Santa Maria Reservoir Company Manager Jay Yeager said one of the sub-district’s requirements is to be able to store a year’s worth of replacement water, in addition to the water released on a daily basis to replace depletions.
“That’s a lot of water that needs to be stored,” he said.
The sub-district can use the reservoir to store that water required for its stream depletions.
Yeager added the reservoirs also hold water for Colorado Parks & Wildlife, San Luis Valley Water Conservancy District and other entities. In addition, Holland said, sometimes the reservoirs hold Rio Grande Compact water.
Santa Maria can store up to 43,500 acre feet. Continental has a capacity for 27,000 acre feet but for 20 years has been limited to 15,000 acre feet because of leakage at the dam and the deteriorated condition of the conveyance system between Continental and Santa Maria.
“It’s needed,” stressed Nicole Langley, water resources consultant, Transforma Research & Design, who has assisted the Santa Maria Reservoir Company with these proposals for several years.
“It’s truly exciting to see that now we are going to be able to make it happen and do it right,” she said. “The Santa Maria Reservoir Company is looking at recreation, wildlife, wetlands, making sure everything is all ready to go forward.”
She said this is an epic time of transition from several years of studies to implementation and from long time Santa Maria Reservoir Company President Ron Peterson to Holland.
Peterson, who served for more than 20 years, said the years of conducting studies were frustrating and slow, and the project is two years behind where he hoped it would be, but “It’s something that needed to be done.”

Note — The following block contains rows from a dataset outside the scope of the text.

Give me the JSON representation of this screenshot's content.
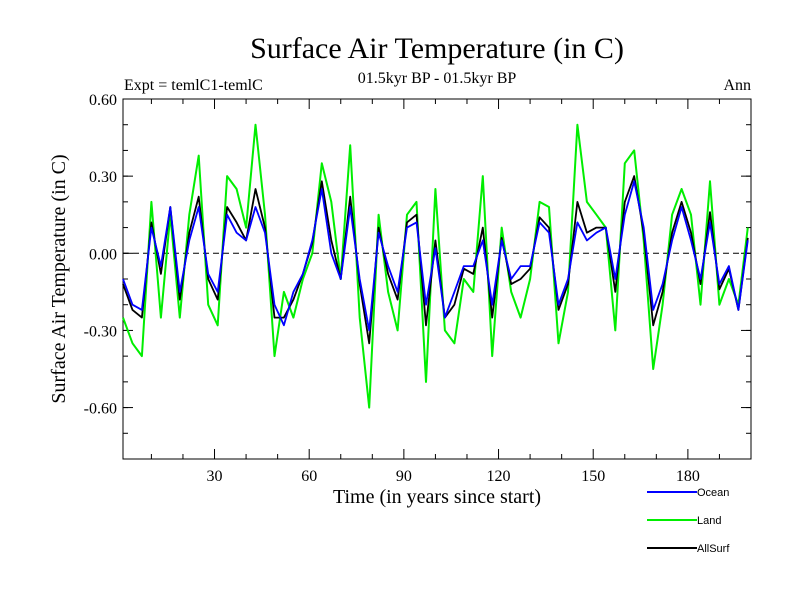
{
  "chart_data": {
    "type": "line",
    "title": "Surface Air Temperature (in C)",
    "subtitle": "01.5kyr BP - 01.5kyr BP",
    "left_label": "Expt = temlC1-temlC",
    "right_label": "Ann",
    "xlabel": "Time (in years since start)",
    "ylabel": "Surface Air Temperature (in C)",
    "xlim": [
      1,
      200
    ],
    "ylim": [
      -0.8,
      0.6
    ],
    "xticks": [
      30,
      60,
      90,
      120,
      150,
      180
    ],
    "yticks": [
      0.6,
      0.3,
      0.0,
      -0.3,
      -0.6
    ],
    "ytick_labels": [
      "0.60",
      "0.30",
      "0.00",
      "-0.30",
      "-0.60"
    ],
    "zero_line": true,
    "legend_position": "bottom-right",
    "x": [
      1,
      4,
      7,
      10,
      13,
      16,
      19,
      22,
      25,
      28,
      31,
      34,
      37,
      40,
      43,
      46,
      49,
      52,
      55,
      58,
      61,
      64,
      67,
      70,
      73,
      76,
      79,
      82,
      85,
      88,
      91,
      94,
      97,
      100,
      103,
      106,
      109,
      112,
      115,
      118,
      121,
      124,
      127,
      130,
      133,
      136,
      139,
      142,
      145,
      148,
      151,
      154,
      157,
      160,
      163,
      166,
      169,
      172,
      175,
      178,
      181,
      184,
      187,
      190,
      193,
      196,
      199
    ],
    "series": [
      {
        "name": "Ocean",
        "color": "#0000ff",
        "values": [
          -0.1,
          -0.2,
          -0.22,
          0.1,
          -0.05,
          0.18,
          -0.15,
          0.05,
          0.18,
          -0.08,
          -0.15,
          0.15,
          0.08,
          0.05,
          0.18,
          0.08,
          -0.2,
          -0.28,
          -0.15,
          -0.08,
          0.05,
          0.25,
          0.0,
          -0.1,
          0.18,
          -0.1,
          -0.3,
          0.08,
          -0.05,
          -0.15,
          0.1,
          0.12,
          -0.2,
          0.02,
          -0.25,
          -0.15,
          -0.05,
          -0.05,
          0.05,
          -0.2,
          0.05,
          -0.1,
          -0.05,
          -0.05,
          0.12,
          0.08,
          -0.2,
          -0.1,
          0.12,
          0.05,
          0.08,
          0.1,
          -0.1,
          0.15,
          0.28,
          0.1,
          -0.22,
          -0.12,
          0.05,
          0.18,
          0.05,
          -0.1,
          0.12,
          -0.12,
          -0.05,
          -0.22,
          0.05
        ]
      },
      {
        "name": "Land",
        "color": "#00ee00",
        "values": [
          -0.25,
          -0.35,
          -0.4,
          0.2,
          -0.25,
          0.15,
          -0.25,
          0.15,
          0.38,
          -0.2,
          -0.28,
          0.3,
          0.25,
          0.1,
          0.5,
          0.15,
          -0.4,
          -0.15,
          -0.25,
          -0.1,
          0.0,
          0.35,
          0.2,
          -0.1,
          0.42,
          -0.25,
          -0.6,
          0.15,
          -0.15,
          -0.3,
          0.15,
          0.2,
          -0.5,
          0.25,
          -0.3,
          -0.35,
          -0.1,
          -0.15,
          0.3,
          -0.4,
          0.1,
          -0.15,
          -0.25,
          -0.1,
          0.2,
          0.18,
          -0.35,
          -0.15,
          0.5,
          0.2,
          0.15,
          0.1,
          -0.3,
          0.35,
          0.4,
          0.05,
          -0.45,
          -0.2,
          0.15,
          0.25,
          0.15,
          -0.2,
          0.28,
          -0.2,
          -0.1,
          -0.2,
          0.1
        ]
      },
      {
        "name": "AllSurf",
        "color": "#000000",
        "values": [
          -0.12,
          -0.22,
          -0.25,
          0.12,
          -0.08,
          0.18,
          -0.18,
          0.08,
          0.22,
          -0.1,
          -0.18,
          0.18,
          0.12,
          0.05,
          0.25,
          0.1,
          -0.25,
          -0.25,
          -0.18,
          -0.08,
          0.04,
          0.28,
          0.05,
          -0.1,
          0.22,
          -0.12,
          -0.35,
          0.1,
          -0.08,
          -0.18,
          0.12,
          0.15,
          -0.28,
          0.05,
          -0.25,
          -0.2,
          -0.06,
          -0.08,
          0.1,
          -0.25,
          0.06,
          -0.12,
          -0.1,
          -0.06,
          0.14,
          0.1,
          -0.22,
          -0.12,
          0.2,
          0.08,
          0.1,
          0.1,
          -0.15,
          0.2,
          0.3,
          0.08,
          -0.28,
          -0.15,
          0.08,
          0.2,
          0.08,
          -0.12,
          0.16,
          -0.14,
          -0.06,
          -0.22,
          0.06
        ]
      }
    ]
  }
}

He added he hoped the work on the Continental would move faster.
“We need to jump on it right away because time is getting away,” he said, with Langley adding, “and money getting away.”
Holland said the emphasis now is to rehabilitate reservoirs rather than to build new ones.

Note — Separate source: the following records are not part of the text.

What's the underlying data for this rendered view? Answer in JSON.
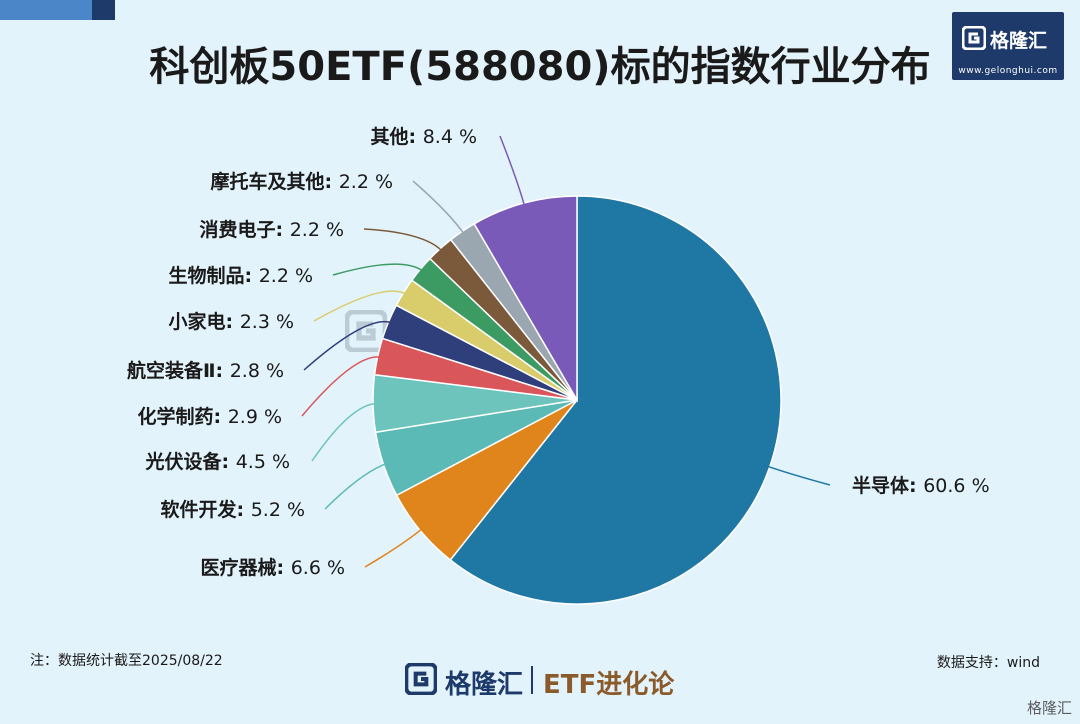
{
  "title": "科创板50ETF(588080)标的指数行业分布",
  "brand": {
    "name": "格隆汇",
    "url": "www.gelonghui.com",
    "series": "ETF进化论",
    "corner": "格隆汇"
  },
  "note": "注：数据统计截至2025/08/22",
  "source": "数据支持：wind",
  "chart_data": {
    "type": "pie",
    "title": "科创板50ETF(588080)标的指数行业分布",
    "unit": "%",
    "start_angle_deg": 0,
    "direction": "clockwise",
    "slices": [
      {
        "label": "半导体",
        "value": 60.6,
        "display": "60.6 %",
        "color": "#1f77a4"
      },
      {
        "label": "医疗器械",
        "value": 6.6,
        "display": "6.6 %",
        "color": "#e0841c"
      },
      {
        "label": "软件开发",
        "value": 5.2,
        "display": "5.2 %",
        "color": "#5bbab5"
      },
      {
        "label": "光伏设备",
        "value": 4.5,
        "display": "4.5 %",
        "color": "#6cc4bd"
      },
      {
        "label": "化学制药",
        "value": 2.9,
        "display": "2.9 %",
        "color": "#d9575b"
      },
      {
        "label": "航空装备Ⅱ",
        "value": 2.8,
        "display": "2.8 %",
        "color": "#2e3f7c"
      },
      {
        "label": "小家电",
        "value": 2.3,
        "display": "2.3 %",
        "color": "#d9cc6a"
      },
      {
        "label": "生物制品",
        "value": 2.2,
        "display": "2.2 %",
        "color": "#3c9b62"
      },
      {
        "label": "消费电子",
        "value": 2.2,
        "display": "2.2 %",
        "color": "#7b5a3c"
      },
      {
        "label": "摩托车及其他",
        "value": 2.2,
        "display": "2.2 %",
        "color": "#9aa6b0"
      },
      {
        "label": "其他",
        "value": 8.4,
        "display": "8.4 %",
        "color": "#7a5ab8"
      }
    ]
  }
}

“Now is the time to try to fix existing storages,” he said.
Holland credited long-time legislator Lewis Entz with promoting reservoir rehabilitation.
“It was visionary of Lewis to think that way,” Holland said.
Since the water funds have been in place at the state and basin level, several reservoir projects have been undertaken in the San Luis Valley, Langley said.
She said as severance tax monies decrease and applications for the money become more competitive, it will be more important for projects like the Santa Maria/Continental to be well prepared.
However, roundtable members have maintained that “good projects get funded,” and these projects are good ones.
“People have worked well together on the roundtable which is what it was set up to do,” Holland said. “They see the value of good projects and getting things done.”